Treatment of benzodiazepines intoxication relies on giving the antidote, which is Flumazenil- that’s an antagonist of the benzodiazepine receptor in individuals that overdosed or individuals that had procedures that needed sedation and developed symptoms of intoxication. 0.2 milligrams of IV Flumazenil are given over 30 seconds, followed by repeated doses of 0.2 milligrams to a maximum dose of 1 milligram.
Now, Flumazenil isn’t as effective in individuals that chronically take benzodiazepines, because it can precipitate seizures. In this case, treatment relies on supportive care, such as giving IV saline solutions for hypotension.

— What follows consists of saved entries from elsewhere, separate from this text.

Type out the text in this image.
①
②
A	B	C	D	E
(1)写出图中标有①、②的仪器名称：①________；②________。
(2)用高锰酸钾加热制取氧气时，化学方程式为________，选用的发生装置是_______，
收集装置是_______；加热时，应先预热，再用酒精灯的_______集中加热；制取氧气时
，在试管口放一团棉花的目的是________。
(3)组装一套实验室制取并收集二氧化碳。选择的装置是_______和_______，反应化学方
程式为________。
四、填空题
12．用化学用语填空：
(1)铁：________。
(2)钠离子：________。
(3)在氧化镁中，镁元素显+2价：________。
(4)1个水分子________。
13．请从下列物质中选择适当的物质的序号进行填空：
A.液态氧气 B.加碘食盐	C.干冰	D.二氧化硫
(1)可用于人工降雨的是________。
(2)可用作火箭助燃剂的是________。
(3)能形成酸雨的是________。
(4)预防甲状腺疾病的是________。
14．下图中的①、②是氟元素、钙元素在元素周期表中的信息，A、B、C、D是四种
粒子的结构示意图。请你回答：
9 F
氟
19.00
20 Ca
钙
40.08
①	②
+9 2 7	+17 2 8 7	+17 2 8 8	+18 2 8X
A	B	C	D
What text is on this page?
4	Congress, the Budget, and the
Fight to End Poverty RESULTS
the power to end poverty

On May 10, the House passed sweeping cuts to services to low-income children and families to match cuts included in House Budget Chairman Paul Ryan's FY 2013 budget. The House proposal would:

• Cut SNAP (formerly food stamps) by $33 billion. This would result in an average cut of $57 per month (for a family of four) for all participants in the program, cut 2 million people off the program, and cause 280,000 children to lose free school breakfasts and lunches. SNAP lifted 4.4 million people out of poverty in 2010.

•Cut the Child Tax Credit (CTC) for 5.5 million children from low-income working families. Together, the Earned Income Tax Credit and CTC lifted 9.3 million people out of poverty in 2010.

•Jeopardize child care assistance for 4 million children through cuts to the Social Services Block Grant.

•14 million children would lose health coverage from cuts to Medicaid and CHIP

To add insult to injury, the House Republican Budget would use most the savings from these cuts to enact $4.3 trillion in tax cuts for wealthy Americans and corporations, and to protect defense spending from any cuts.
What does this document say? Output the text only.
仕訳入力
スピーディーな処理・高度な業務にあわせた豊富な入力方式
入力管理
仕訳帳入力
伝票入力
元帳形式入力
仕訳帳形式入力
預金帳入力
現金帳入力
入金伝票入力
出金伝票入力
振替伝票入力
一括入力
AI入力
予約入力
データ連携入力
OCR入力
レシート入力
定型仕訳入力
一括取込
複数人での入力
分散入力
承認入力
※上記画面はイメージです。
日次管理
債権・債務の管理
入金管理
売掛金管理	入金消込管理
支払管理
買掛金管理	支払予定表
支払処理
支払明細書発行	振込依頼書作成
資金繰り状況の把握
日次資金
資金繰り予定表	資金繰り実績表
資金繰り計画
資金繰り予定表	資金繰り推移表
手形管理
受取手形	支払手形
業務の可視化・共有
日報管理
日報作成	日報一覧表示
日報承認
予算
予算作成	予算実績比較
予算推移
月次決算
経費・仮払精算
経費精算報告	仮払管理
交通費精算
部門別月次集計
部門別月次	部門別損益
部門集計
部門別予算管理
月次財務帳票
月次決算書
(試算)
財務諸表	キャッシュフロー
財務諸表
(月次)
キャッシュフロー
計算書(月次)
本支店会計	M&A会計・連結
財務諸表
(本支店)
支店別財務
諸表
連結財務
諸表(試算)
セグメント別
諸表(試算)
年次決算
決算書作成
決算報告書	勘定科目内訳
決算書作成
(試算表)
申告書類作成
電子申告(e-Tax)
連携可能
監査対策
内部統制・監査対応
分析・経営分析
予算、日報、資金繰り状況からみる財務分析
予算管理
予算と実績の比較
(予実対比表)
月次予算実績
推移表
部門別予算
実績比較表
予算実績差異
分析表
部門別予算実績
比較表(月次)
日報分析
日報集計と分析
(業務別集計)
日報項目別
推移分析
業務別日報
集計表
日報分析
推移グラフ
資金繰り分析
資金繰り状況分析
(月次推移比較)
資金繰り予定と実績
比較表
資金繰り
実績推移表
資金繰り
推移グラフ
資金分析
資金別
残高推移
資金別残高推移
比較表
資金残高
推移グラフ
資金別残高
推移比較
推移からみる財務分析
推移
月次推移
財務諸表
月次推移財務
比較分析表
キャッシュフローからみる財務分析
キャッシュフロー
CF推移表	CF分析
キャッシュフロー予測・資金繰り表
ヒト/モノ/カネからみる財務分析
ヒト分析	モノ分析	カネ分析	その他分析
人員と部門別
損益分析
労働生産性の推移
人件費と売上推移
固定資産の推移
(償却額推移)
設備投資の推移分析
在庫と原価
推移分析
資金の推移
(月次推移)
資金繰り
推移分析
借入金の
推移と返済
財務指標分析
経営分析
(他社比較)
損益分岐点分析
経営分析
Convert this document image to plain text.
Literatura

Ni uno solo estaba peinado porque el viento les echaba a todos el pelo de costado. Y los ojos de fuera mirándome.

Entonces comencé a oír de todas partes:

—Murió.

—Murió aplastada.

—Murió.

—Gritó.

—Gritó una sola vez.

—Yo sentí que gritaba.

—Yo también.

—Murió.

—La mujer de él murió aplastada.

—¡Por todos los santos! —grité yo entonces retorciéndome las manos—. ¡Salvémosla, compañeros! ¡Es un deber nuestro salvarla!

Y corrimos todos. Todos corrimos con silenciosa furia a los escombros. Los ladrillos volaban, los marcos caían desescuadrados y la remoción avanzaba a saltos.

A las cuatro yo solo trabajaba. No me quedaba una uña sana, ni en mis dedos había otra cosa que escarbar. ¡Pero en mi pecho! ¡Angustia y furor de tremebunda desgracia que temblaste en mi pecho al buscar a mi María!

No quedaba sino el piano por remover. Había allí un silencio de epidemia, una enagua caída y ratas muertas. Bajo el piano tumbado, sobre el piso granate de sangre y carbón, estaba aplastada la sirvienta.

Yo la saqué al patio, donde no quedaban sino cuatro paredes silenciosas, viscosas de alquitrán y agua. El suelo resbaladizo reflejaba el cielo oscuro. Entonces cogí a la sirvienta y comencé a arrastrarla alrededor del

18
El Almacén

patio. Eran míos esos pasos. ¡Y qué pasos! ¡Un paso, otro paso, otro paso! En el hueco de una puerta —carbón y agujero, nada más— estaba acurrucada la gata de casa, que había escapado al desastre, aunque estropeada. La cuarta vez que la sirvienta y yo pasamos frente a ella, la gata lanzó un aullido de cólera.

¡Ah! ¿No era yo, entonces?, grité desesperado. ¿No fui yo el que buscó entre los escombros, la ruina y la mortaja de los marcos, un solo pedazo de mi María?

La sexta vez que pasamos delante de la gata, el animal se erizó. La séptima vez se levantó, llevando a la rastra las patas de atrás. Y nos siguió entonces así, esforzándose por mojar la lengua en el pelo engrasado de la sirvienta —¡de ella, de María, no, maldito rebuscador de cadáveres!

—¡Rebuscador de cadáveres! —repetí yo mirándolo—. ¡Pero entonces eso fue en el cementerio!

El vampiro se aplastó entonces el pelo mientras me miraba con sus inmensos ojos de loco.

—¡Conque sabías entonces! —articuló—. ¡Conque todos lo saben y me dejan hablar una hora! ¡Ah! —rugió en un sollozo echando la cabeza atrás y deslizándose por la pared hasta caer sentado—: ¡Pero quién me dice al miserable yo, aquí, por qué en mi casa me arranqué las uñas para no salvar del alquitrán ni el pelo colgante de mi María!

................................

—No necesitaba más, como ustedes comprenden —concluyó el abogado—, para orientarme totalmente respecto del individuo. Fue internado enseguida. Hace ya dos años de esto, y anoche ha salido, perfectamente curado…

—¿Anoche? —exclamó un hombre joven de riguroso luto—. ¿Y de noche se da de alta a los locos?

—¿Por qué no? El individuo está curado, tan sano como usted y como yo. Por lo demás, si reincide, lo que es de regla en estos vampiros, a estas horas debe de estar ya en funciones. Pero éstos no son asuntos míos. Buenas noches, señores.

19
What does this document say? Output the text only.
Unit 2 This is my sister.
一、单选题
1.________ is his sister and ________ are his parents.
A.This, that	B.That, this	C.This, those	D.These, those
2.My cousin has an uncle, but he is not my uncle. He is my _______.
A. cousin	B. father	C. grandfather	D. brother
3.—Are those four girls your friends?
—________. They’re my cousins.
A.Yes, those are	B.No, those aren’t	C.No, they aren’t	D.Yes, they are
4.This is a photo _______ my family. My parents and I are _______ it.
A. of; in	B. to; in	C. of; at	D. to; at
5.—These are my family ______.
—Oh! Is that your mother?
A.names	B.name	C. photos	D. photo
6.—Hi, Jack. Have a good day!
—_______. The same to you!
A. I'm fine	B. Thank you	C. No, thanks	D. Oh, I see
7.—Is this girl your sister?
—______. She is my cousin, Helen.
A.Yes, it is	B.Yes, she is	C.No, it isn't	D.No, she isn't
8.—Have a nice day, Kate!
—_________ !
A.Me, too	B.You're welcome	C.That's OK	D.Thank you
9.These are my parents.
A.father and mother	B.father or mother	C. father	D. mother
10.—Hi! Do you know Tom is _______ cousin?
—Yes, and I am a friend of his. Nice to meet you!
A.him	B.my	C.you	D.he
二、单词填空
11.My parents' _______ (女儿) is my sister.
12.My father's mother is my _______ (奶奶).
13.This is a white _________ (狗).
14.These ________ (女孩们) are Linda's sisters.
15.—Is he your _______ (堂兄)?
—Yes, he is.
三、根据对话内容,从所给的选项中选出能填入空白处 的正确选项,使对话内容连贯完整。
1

Regarding alcohols, there’s no antidote for ethanol intoxication, so treatment is supportive and IV saline solutions are often used to correct hypovolemia.
For methanol and ethylene-glycol intoxications, the antidote Fomepizole is given. 15 milligrams per kilogram of IV Fomepizole are given initially, followed by 10 milligrams per kilogram every 12 hours and treatment is continued until serum methanol levels are under 6.2 millimoles per liter or ethylene-glycol levels are under 3.2 millimoles per liter.
If fomepizole is not available, then ethanol is used instead.
Hemodialysis is started right away in individuals with confirmed methanol or ethylene glycol poisoning with high anion gap metabolic acidosis or if there’s any evidence of organ damage, such as visual changes and renal failure.
Until hemodialysis is done, if the pH is lower than 7.3, then IV sodium bicarbonate is administered.
The cholinergic toxidrome is specific for organophosphates and carbamate insecticides. Toxicity happens as a result of cutaneous exposure, inhalation or ingestion and the clinical manifestations are similar regardless of the route of entry.
Physiological changes include miosis and muscarinic signs- due to the overstimulation of muscarinic receptors by the excess acetylcholine. These include salivation, lacrimation, urination, defecation, gastric emesis, bronchorrhea, bronchospasm and bradycardia- which can be easily remembered using the mnemonic SLUDGE/BBB.